One week, I took my first ever vacation on that job. I flew down south to visit a girl I’d been seeing and all said, I had a pretty good trip. Since I was a lowly entry level employee, I didn’t have a Blackberry or a company phone. The thought of going to a computer to check my email never even occurred to me. Even company instant messaging platforms weren’t really much of a thing then, so I couldn’t see any chatter even if I’d looked. My boss never called.
Monday morning I got ready like every other day. I battled traffic to work, found a spot in the massive parking lot, and waved to coworkers on my way in. I put my lunch in the fridge like always, I made a coffee, and then I ran into my manager. He looked puzzled.
“What are you doing here?” He asked.
“Uh, my job I guess, unless they finally sold the place.” I said with confusion building.
“Didn’t you read your email?” He said.
“No, why was I fired?” I asked, now in a bit of a panic.
“No, you’re lucky, Mike was, but you don’t work here anymore.” He said.
As I came to find out, while I was on vacation they actually did sell my company. And my team was disbanded effective immediately. And my management felt a short email would suffice.
What’s more, I was told that I now worked on a new team, in a different building, at the parent company, in a different town.
My shitty commute got fifteen minutes shittier. My mediocre job as a Systems Administrator had become a shitty job as a Data Center Tech. My boss went from being someone clearly inept at being a people manager to one of the worst human beings I’ve ever had to work with. That one reorg and the changes to my life and my job sent me into a three year long downward spiral.
So why do I share all of this? Well aside from the fact that looking back it’s kind of amusing to think that I once got reorged across a county, there are a lot of lessons to be learned. Lessons I’m starting to realize I may have forgotten over the years.
- Your company owes you nothing – This is true for about 99% of people. Unless you helped found the company and own a major part of it, they don’t have to care about you or your wellbeing at all. In fact, I’ve found that many companies who preach about wellbeing still don’t care.
- However safe you may think you are, you aren’t – I got complacent in my current role and let myself think that I’d built something strong and important enough to withstand organizational changes. Nothing is safe from the ambitions of leaders or the bottom line when it comes to finances.

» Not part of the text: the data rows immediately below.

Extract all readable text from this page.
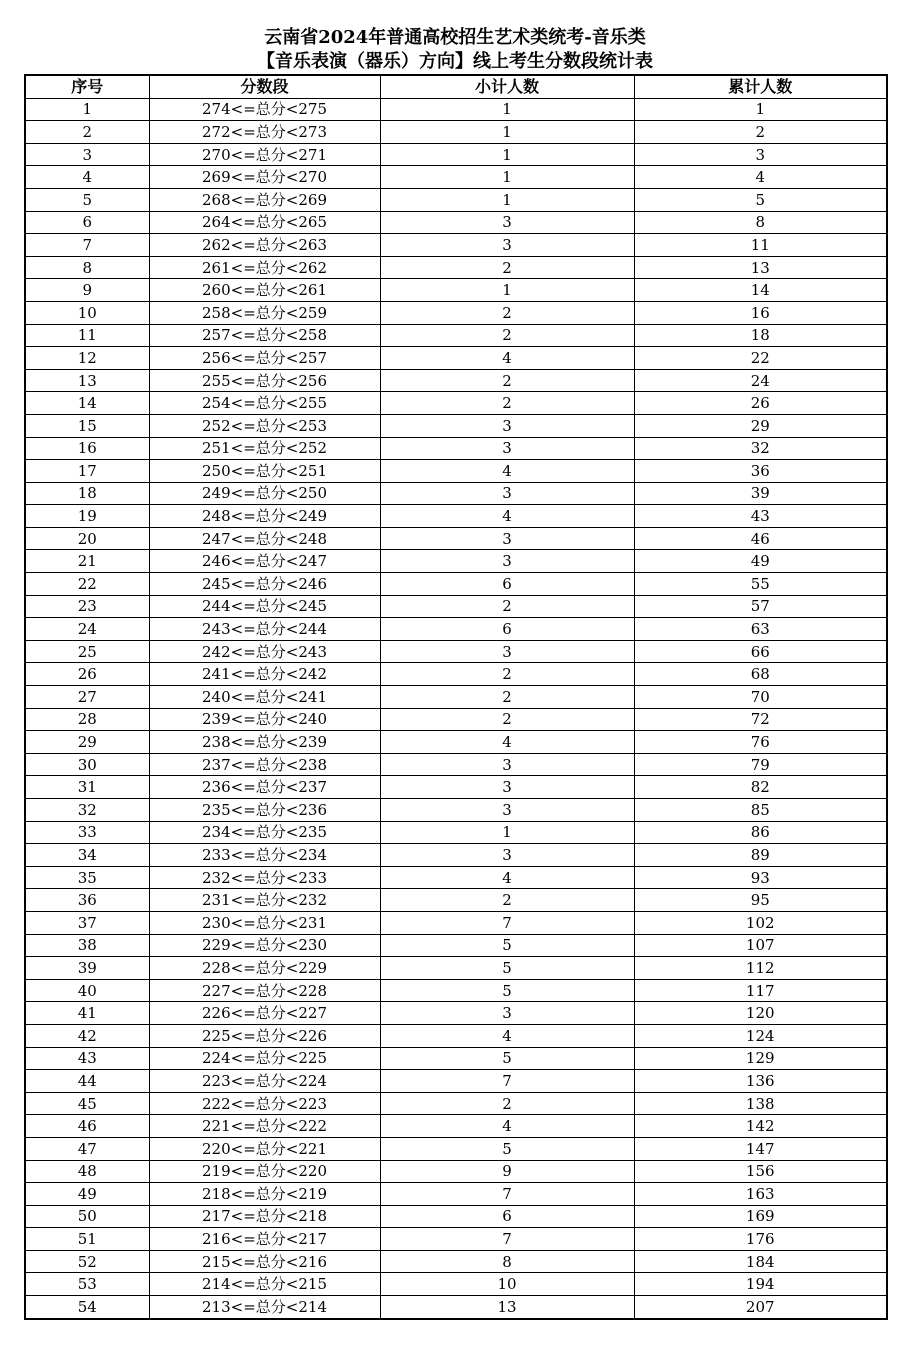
云南省2024年普通高校招生艺术类统考-音乐类
【音乐表演（器乐）方向】线上考生分数段统计表
序号	分数段	小计人数	累计人数
1	274<=总分<275	1	1
2	272<=总分<273	1	2
3	270<=总分<271	1	3
4	269<=总分<270	1	4
5	268<=总分<269	1	5
6	264<=总分<265	3	8
7	262<=总分<263	3	11
8	261<=总分<262	2	13
9	260<=总分<261	1	14
10	258<=总分<259	2	16
11	257<=总分<258	2	18
12	256<=总分<257	4	22
13	255<=总分<256	2	24
14	254<=总分<255	2	26
15	252<=总分<253	3	29
16	251<=总分<252	3	32
17	250<=总分<251	4	36
18	249<=总分<250	3	39
19	248<=总分<249	4	43
20	247<=总分<248	3	46
21	246<=总分<247	3	49
22	245<=总分<246	6	55
23	244<=总分<245	2	57
24	243<=总分<244	6	63
25	242<=总分<243	3	66
26	241<=总分<242	2	68
27	240<=总分<241	2	70
28	239<=总分<240	2	72
29	238<=总分<239	4	76
30	237<=总分<238	3	79
31	236<=总分<237	3	82
32	235<=总分<236	3	85
33	234<=总分<235	1	86
34	233<=总分<234	3	89
35	232<=总分<233	4	93
36	231<=总分<232	2	95
37	230<=总分<231	7	102
38	229<=总分<230	5	107
39	228<=总分<229	5	112
40	227<=总分<228	5	117
41	226<=总分<227	3	120
42	225<=总分<226	4	124
43	224<=总分<225	5	129
44	223<=总分<224	7	136
45	222<=总分<223	2	138
46	221<=总分<222	4	142
47	220<=总分<221	5	147
48	219<=总分<220	9	156
49	218<=总分<219	7	163
50	217<=总分<218	6	169
51	216<=总分<217	7	176
52	215<=总分<216	8	184
53	214<=总分<215	10	194
54	213<=总分<214	13	207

- You need a safety net – In past reorgs, I really needed the job and wouldn’t last more than a few weeks without it. I had little to no savings and easily 75% of my income went to bills. I now have a six month emergency fund and enough income producing assets that I can weather the storm if I have to. Should I find myself out of a job, or in a place I don’t like, I can afford to live my life while I find something new.
- You need to be educated about your field and your options – In my early career, I thought working in corporate IT meant I worked in tech, when in reality I had a technical job in Telcom. I didn’t know that I could work for companies that weren’t in the NYC metro area without relocating. I didn’t recognize my transferrable skills for years. I had no mentors or guidance in my field.
- Leaders and Managers need to do right by their people – As a manager of multiple teams, I feel a great responsibility to take care of my people and my peers. I share openly whenever possible, and when it’s not possible, I drop heavy handed hints. Managers owe it to their team to make sure they’re informed via proper channels, even if they don’t like someone on the team. Senior leaders need to take better care to be aware of the long term damage a major change can make to their department, and the psychological state of their workers.
Reorgs tend to suck, and they’re a major reason why I’m trying to get out of corporate America on my own terms as soon as possible. At the same time, they’re a great reminder that as long as you depend on someone else to earn money, you aren’t truly free.